Interestingly, according to the authors, “The geometric mean for testosterone levels among 200 Hispanic individuals was similar to that of non-Hispanic white individuals.” Which obviously means the 525 black individuals had significant serum testosterone level differences on average than both the 200 Hispanic and 3,654 non-Hispanic white individuals.

There are an entire host of anabolic steroids, all testosterone based, that are banned or otherwise prohibited due to their known performance enhancing abilities. Athletes regularly test positive for these exact prohibited substances in various sporting disciplines across the board, the use of these substances by any athlete who is unfortunate enough to get caught with their pants down is considered cheating. Their use constitutes an unfair advantage over the rest of the playing field, presumably at least, or as the story goes, right?

Least we not forget, testosterone, is a naturally occurring hormone in the human body. These athletes are using synthetic derivatives made in a lab and when caught using these supplements the athletes are ostracized from the sport, often times with severe consequences as a result. Considering these matters are taken so seriously in the world of anti-doping, its curious to discover that despite what the socialist indoctrination centers might suggest, we aren’t all created equal after all.

According to an April 5, 2012 MMAJunkie.com article titled, “Medical Beat: What are T/E ratios? And why do cutoff limits vary?” author Dr. Johnny Benjamin writes that, “Most men have a ratio of T to E of 1:1, which means normal men have equal amounts of T and E in their blood.” MMAJunkie.com goes on to report that, “There is some normal ethnic and time of day variation in the normal T/E ratio (as low as 0.7:1 and as high as 1.3:1).”
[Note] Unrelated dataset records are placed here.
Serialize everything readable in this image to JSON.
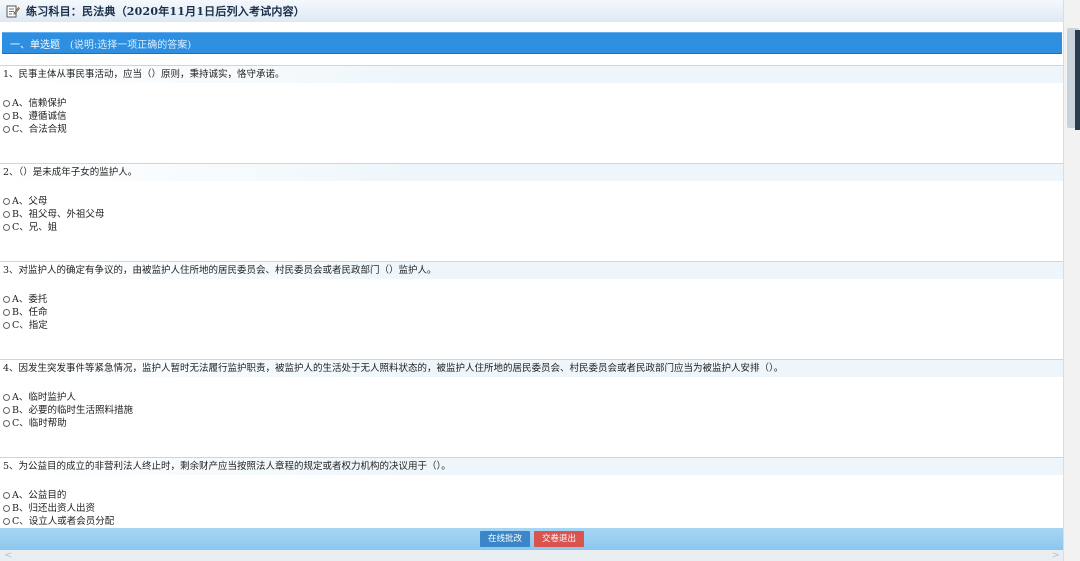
{
  "title": "练习科目：民法典（2020年11月1日后列入考试内容）",
  "section": {
    "title": "一、单选题",
    "note": "(说明:选择一项正确的答案)"
  },
  "questions": [
    {
      "text": "1、民事主体从事民事活动，应当（）原则，秉持诚实，恪守承诺。",
      "options": [
        "A、信赖保护",
        "B、遵循诚信",
        "C、合法合规"
      ]
    },
    {
      "text": "2、（）是未成年子女的监护人。",
      "options": [
        "A、父母",
        "B、祖父母、外祖父母",
        "C、兄、姐"
      ]
    },
    {
      "text": "3、对监护人的确定有争议的，由被监护人住所地的居民委员会、村民委员会或者民政部门（）监护人。",
      "options": [
        "A、委托",
        "B、任命",
        "C、指定"
      ]
    },
    {
      "text": "4、因发生突发事件等紧急情况，监护人暂时无法履行监护职责，被监护人的生活处于无人照料状态的，被监护人住所地的居民委员会、村民委员会或者民政部门应当为被监护人安排（）。",
      "options": [
        "A、临时监护人",
        "B、必要的临时生活照料措施",
        "C、临时帮助"
      ]
    },
    {
      "text": "5、为公益目的成立的非营利法人终止时，剩余财产应当按照法人章程的规定或者权力机构的决议用于（）。",
      "options": [
        "A、公益目的",
        "B、归还出资人出资",
        "C、设立人或者会员分配"
      ]
    }
  ],
  "buttons": {
    "submit_online": "在线批改",
    "submit_exit": "交卷退出"
  },
  "colors": {
    "section_header": "#2e8fe0",
    "bottom_bar": "#9ccff2",
    "btn_blue": "#3a86c8",
    "btn_red": "#d9534f"
  }
}
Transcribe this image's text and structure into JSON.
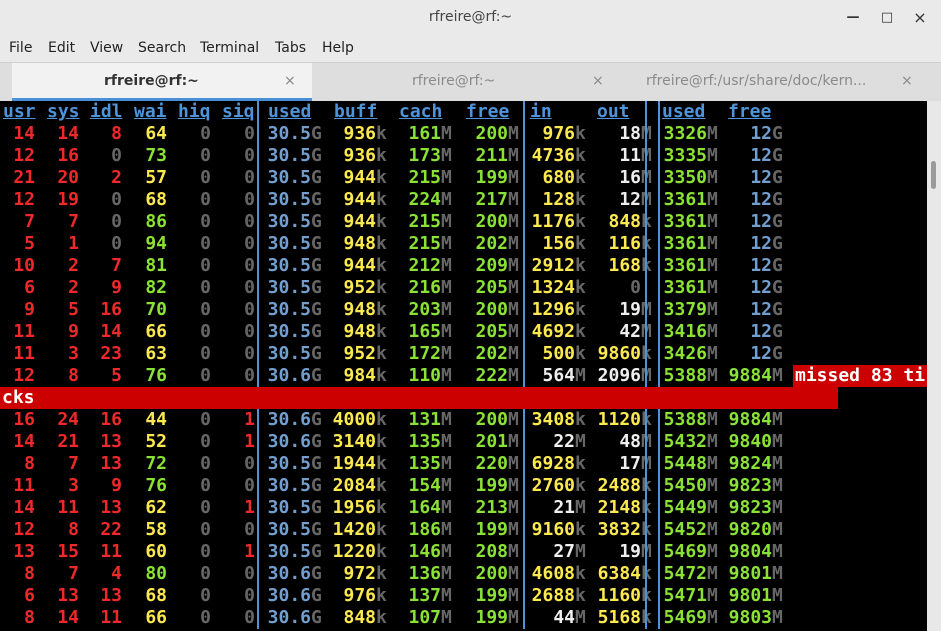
{
  "window": {
    "title": "rfreire@rf:~",
    "minimize_glyph": "—",
    "maximize_glyph": "□",
    "close_glyph": "×"
  },
  "menu": [
    "File",
    "Edit",
    "View",
    "Search",
    "Terminal",
    "Tabs",
    "Help"
  ],
  "tabs": [
    {
      "label": "rfreire@rf:~",
      "active": true
    },
    {
      "label": "rfreire@rf:~",
      "active": false
    },
    {
      "label": "rfreire@rf:/usr/share/doc/kern...",
      "active": false
    }
  ],
  "tab_close_glyph": "×",
  "headers": [
    "usr",
    "sys",
    "idl",
    "wai",
    "hiq",
    "siq",
    "used",
    "buff",
    "cach",
    "free",
    "in",
    "out",
    "used",
    "free"
  ],
  "rows": [
    [
      [
        "14",
        "",
        ""
      ],
      [
        "14",
        "",
        ""
      ],
      [
        "8",
        "",
        ""
      ],
      [
        "64",
        "",
        ""
      ],
      [
        "0",
        "",
        ""
      ],
      [
        "0",
        "",
        ""
      ],
      [
        "30.5",
        "G"
      ],
      [
        "936",
        "k"
      ],
      [
        "161",
        "M"
      ],
      [
        "200",
        "M"
      ],
      [
        "976",
        "k"
      ],
      [
        "18",
        "M"
      ],
      [
        "3326",
        "M"
      ],
      [
        "12",
        "G"
      ]
    ],
    [
      [
        "12"
      ],
      [
        "16"
      ],
      [
        "0"
      ],
      [
        "73"
      ],
      [
        "0"
      ],
      [
        "0"
      ],
      [
        "30.5",
        "G"
      ],
      [
        "936",
        "k"
      ],
      [
        "173",
        "M"
      ],
      [
        "211",
        "M"
      ],
      [
        "4736",
        "k"
      ],
      [
        "11",
        "M"
      ],
      [
        "3335",
        "M"
      ],
      [
        "12",
        "G"
      ]
    ],
    [
      [
        "21"
      ],
      [
        "20"
      ],
      [
        "2"
      ],
      [
        "57"
      ],
      [
        "0"
      ],
      [
        "0"
      ],
      [
        "30.5",
        "G"
      ],
      [
        "944",
        "k"
      ],
      [
        "215",
        "M"
      ],
      [
        "199",
        "M"
      ],
      [
        "680",
        "k"
      ],
      [
        "16",
        "M"
      ],
      [
        "3350",
        "M"
      ],
      [
        "12",
        "G"
      ]
    ],
    [
      [
        "12"
      ],
      [
        "19"
      ],
      [
        "0"
      ],
      [
        "68"
      ],
      [
        "0"
      ],
      [
        "0"
      ],
      [
        "30.5",
        "G"
      ],
      [
        "944",
        "k"
      ],
      [
        "224",
        "M"
      ],
      [
        "217",
        "M"
      ],
      [
        "128",
        "k"
      ],
      [
        "12",
        "M"
      ],
      [
        "3361",
        "M"
      ],
      [
        "12",
        "G"
      ]
    ],
    [
      [
        "7"
      ],
      [
        "7"
      ],
      [
        "0"
      ],
      [
        "86"
      ],
      [
        "0"
      ],
      [
        "0"
      ],
      [
        "30.5",
        "G"
      ],
      [
        "944",
        "k"
      ],
      [
        "215",
        "M"
      ],
      [
        "200",
        "M"
      ],
      [
        "1176",
        "k"
      ],
      [
        "848",
        "k"
      ],
      [
        "3361",
        "M"
      ],
      [
        "12",
        "G"
      ]
    ],
    [
      [
        "5"
      ],
      [
        "1"
      ],
      [
        "0"
      ],
      [
        "94"
      ],
      [
        "0"
      ],
      [
        "0"
      ],
      [
        "30.5",
        "G"
      ],
      [
        "948",
        "k"
      ],
      [
        "215",
        "M"
      ],
      [
        "202",
        "M"
      ],
      [
        "156",
        "k"
      ],
      [
        "116",
        "k"
      ],
      [
        "3361",
        "M"
      ],
      [
        "12",
        "G"
      ]
    ],
    [
      [
        "10"
      ],
      [
        "2"
      ],
      [
        "7"
      ],
      [
        "81"
      ],
      [
        "0"
      ],
      [
        "0"
      ],
      [
        "30.5",
        "G"
      ],
      [
        "944",
        "k"
      ],
      [
        "212",
        "M"
      ],
      [
        "209",
        "M"
      ],
      [
        "2912",
        "k"
      ],
      [
        "168",
        "k"
      ],
      [
        "3361",
        "M"
      ],
      [
        "12",
        "G"
      ]
    ],
    [
      [
        "6"
      ],
      [
        "2"
      ],
      [
        "9"
      ],
      [
        "82"
      ],
      [
        "0"
      ],
      [
        "0"
      ],
      [
        "30.5",
        "G"
      ],
      [
        "952",
        "k"
      ],
      [
        "216",
        "M"
      ],
      [
        "205",
        "M"
      ],
      [
        "1324",
        "k"
      ],
      [
        "0",
        ""
      ],
      [
        "3361",
        "M"
      ],
      [
        "12",
        "G"
      ]
    ],
    [
      [
        "9"
      ],
      [
        "5"
      ],
      [
        "16"
      ],
      [
        "70"
      ],
      [
        "0"
      ],
      [
        "0"
      ],
      [
        "30.5",
        "G"
      ],
      [
        "948",
        "k"
      ],
      [
        "203",
        "M"
      ],
      [
        "200",
        "M"
      ],
      [
        "1296",
        "k"
      ],
      [
        "19",
        "M"
      ],
      [
        "3379",
        "M"
      ],
      [
        "12",
        "G"
      ]
    ],
    [
      [
        "11"
      ],
      [
        "9"
      ],
      [
        "14"
      ],
      [
        "66"
      ],
      [
        "0"
      ],
      [
        "0"
      ],
      [
        "30.5",
        "G"
      ],
      [
        "948",
        "k"
      ],
      [
        "165",
        "M"
      ],
      [
        "205",
        "M"
      ],
      [
        "4692",
        "k"
      ],
      [
        "42",
        "M"
      ],
      [
        "3416",
        "M"
      ],
      [
        "12",
        "G"
      ]
    ],
    [
      [
        "11"
      ],
      [
        "3"
      ],
      [
        "23"
      ],
      [
        "63"
      ],
      [
        "0"
      ],
      [
        "0"
      ],
      [
        "30.5",
        "G"
      ],
      [
        "952",
        "k"
      ],
      [
        "172",
        "M"
      ],
      [
        "202",
        "M"
      ],
      [
        "500",
        "k"
      ],
      [
        "9860",
        "k"
      ],
      [
        "3426",
        "M"
      ],
      [
        "12",
        "G"
      ]
    ],
    [
      [
        "12"
      ],
      [
        "8"
      ],
      [
        "5"
      ],
      [
        "76"
      ],
      [
        "0"
      ],
      [
        "0"
      ],
      [
        "30.6",
        "G"
      ],
      [
        "984",
        "k"
      ],
      [
        "110",
        "M"
      ],
      [
        "222",
        "M"
      ],
      [
        "564",
        "M"
      ],
      [
        "2096",
        "M"
      ],
      [
        "5388",
        "M"
      ],
      [
        "9884",
        "M"
      ]
    ],
    null,
    [
      [
        "16"
      ],
      [
        "24"
      ],
      [
        "16"
      ],
      [
        "44"
      ],
      [
        "0"
      ],
      [
        "1"
      ],
      [
        "30.6",
        "G"
      ],
      [
        "4000",
        "k"
      ],
      [
        "131",
        "M"
      ],
      [
        "200",
        "M"
      ],
      [
        "3408",
        "k"
      ],
      [
        "1120",
        "k"
      ],
      [
        "5388",
        "M"
      ],
      [
        "9884",
        "M"
      ]
    ],
    [
      [
        "14"
      ],
      [
        "21"
      ],
      [
        "13"
      ],
      [
        "52"
      ],
      [
        "0"
      ],
      [
        "1"
      ],
      [
        "30.6",
        "G"
      ],
      [
        "3140",
        "k"
      ],
      [
        "135",
        "M"
      ],
      [
        "201",
        "M"
      ],
      [
        "22",
        "M"
      ],
      [
        "48",
        "M"
      ],
      [
        "5432",
        "M"
      ],
      [
        "9840",
        "M"
      ]
    ],
    [
      [
        "8"
      ],
      [
        "7"
      ],
      [
        "13"
      ],
      [
        "72"
      ],
      [
        "0"
      ],
      [
        "0"
      ],
      [
        "30.5",
        "G"
      ],
      [
        "1944",
        "k"
      ],
      [
        "135",
        "M"
      ],
      [
        "220",
        "M"
      ],
      [
        "6928",
        "k"
      ],
      [
        "17",
        "M"
      ],
      [
        "5448",
        "M"
      ],
      [
        "9824",
        "M"
      ]
    ],
    [
      [
        "11"
      ],
      [
        "3"
      ],
      [
        "9"
      ],
      [
        "76"
      ],
      [
        "0"
      ],
      [
        "0"
      ],
      [
        "30.5",
        "G"
      ],
      [
        "2084",
        "k"
      ],
      [
        "154",
        "M"
      ],
      [
        "199",
        "M"
      ],
      [
        "2760",
        "k"
      ],
      [
        "2488",
        "k"
      ],
      [
        "5450",
        "M"
      ],
      [
        "9823",
        "M"
      ]
    ],
    [
      [
        "14"
      ],
      [
        "11"
      ],
      [
        "13"
      ],
      [
        "62"
      ],
      [
        "0"
      ],
      [
        "1"
      ],
      [
        "30.5",
        "G"
      ],
      [
        "1956",
        "k"
      ],
      [
        "164",
        "M"
      ],
      [
        "213",
        "M"
      ],
      [
        "21",
        "M"
      ],
      [
        "2148",
        "k"
      ],
      [
        "5449",
        "M"
      ],
      [
        "9823",
        "M"
      ]
    ],
    [
      [
        "12"
      ],
      [
        "8"
      ],
      [
        "22"
      ],
      [
        "58"
      ],
      [
        "0"
      ],
      [
        "0"
      ],
      [
        "30.5",
        "G"
      ],
      [
        "1420",
        "k"
      ],
      [
        "186",
        "M"
      ],
      [
        "199",
        "M"
      ],
      [
        "9160",
        "k"
      ],
      [
        "3832",
        "k"
      ],
      [
        "5452",
        "M"
      ],
      [
        "9820",
        "M"
      ]
    ],
    [
      [
        "13"
      ],
      [
        "15"
      ],
      [
        "11"
      ],
      [
        "60"
      ],
      [
        "0"
      ],
      [
        "1"
      ],
      [
        "30.5",
        "G"
      ],
      [
        "1220",
        "k"
      ],
      [
        "146",
        "M"
      ],
      [
        "208",
        "M"
      ],
      [
        "27",
        "M"
      ],
      [
        "19",
        "M"
      ],
      [
        "5469",
        "M"
      ],
      [
        "9804",
        "M"
      ]
    ],
    [
      [
        "8"
      ],
      [
        "7"
      ],
      [
        "4"
      ],
      [
        "80"
      ],
      [
        "0"
      ],
      [
        "0"
      ],
      [
        "30.6",
        "G"
      ],
      [
        "972",
        "k"
      ],
      [
        "136",
        "M"
      ],
      [
        "200",
        "M"
      ],
      [
        "4608",
        "k"
      ],
      [
        "6384",
        "k"
      ],
      [
        "5472",
        "M"
      ],
      [
        "9801",
        "M"
      ]
    ],
    [
      [
        "6"
      ],
      [
        "13"
      ],
      [
        "13"
      ],
      [
        "68"
      ],
      [
        "0"
      ],
      [
        "0"
      ],
      [
        "30.6",
        "G"
      ],
      [
        "976",
        "k"
      ],
      [
        "137",
        "M"
      ],
      [
        "199",
        "M"
      ],
      [
        "2688",
        "k"
      ],
      [
        "1160",
        "k"
      ],
      [
        "5471",
        "M"
      ],
      [
        "9801",
        "M"
      ]
    ],
    [
      [
        "8"
      ],
      [
        "14"
      ],
      [
        "11"
      ],
      [
        "66"
      ],
      [
        "0"
      ],
      [
        "0"
      ],
      [
        "30.6",
        "G"
      ],
      [
        "848",
        "k"
      ],
      [
        "107",
        "M"
      ],
      [
        "199",
        "M"
      ],
      [
        "44",
        "M"
      ],
      [
        "5168",
        "k"
      ],
      [
        "5469",
        "M"
      ],
      [
        "9803",
        "M"
      ]
    ]
  ],
  "warning": {
    "line1": "missed 83 ti",
    "line2": "cks"
  },
  "colors": {
    "header": "#4f94d8",
    "cpu_high": "#ef2929",
    "cpu_mid": "#fce94f",
    "cpu_low": "#8ae234",
    "zero": "#666666",
    "mem_used": "#729fcf",
    "value_yellow": "#fce94f",
    "value_green": "#8ae234",
    "value_white": "#eeeeee",
    "unit": "#777777",
    "separator": "#4f94d8",
    "warning_bg": "#cc0000"
  }
}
Dr. Benjamin would go on to write, “Statistics reveal that a ratio of up to 3.7:1 will capture 95 percent of all normal men, and a ratio of up to 5:1 will capture greater than 99 percent of all men.” Putting on our thinking cap here, if most men have a normal ratio of 1:1, yet may face competition with up to a five times greater testosterone/epitestosterone ratio one has to consider exactly what constitutes a fair and level field of play in combat sports?

And if history is any indicator of the present or future, even the various regulatory bodies themselves are not without their own black and white issues. Interestingly, according to a July 1997 paper by Brigette Berondonk and Werner W. Franke titled, “Hormonal doping and androgenization of athletes: a secret program of the German Democratic Republic government” it has even been suggested that some situations involving athletes and various state sponsors were simply covered up to give you an idea of exactly how bias, corrupt and partisan the entire process can actually be. Begging the question, who is regulating the regulators?

The only answer is a complete overhaul of the performance enhancing drug paradigm itself. Instead of accepting the machines justification for its own existence as the basis for everyone else’s version of reality, a complete de-regulation of performance enhancing drugs needs to occur. Instead of attempting to deny reality and pushing a politically correct, false narrative, the truth needs to be embraced no matter how ugly it may in fact be.

It’s time to come out of our propaganda induced mass hysteria and face reality, performance enhancing drug use is as sure of a bet in competitive sports as winners and losers on the field of play. The façade created by the performance enhancing drug monitoring agencies being little more than a revenue collection scheme, the extension of big government political theory into modern day competitive sporting.  

There is nothing logical about denying the truth in order to embrace lies, it’s the kind of fallacy based, politically correct atmosphere that undermines reality and replaces it with a fantasy-based notion of combat sports that can only be described as a modern-day case of mass hysteria. Its time to emerge from the naïve pipedream the pied piper regulatory bodies espouse in justification for increasing the width of their pockets and to face the reality that performance enhancing drug use in combat sports is not the exception, but rather the rule.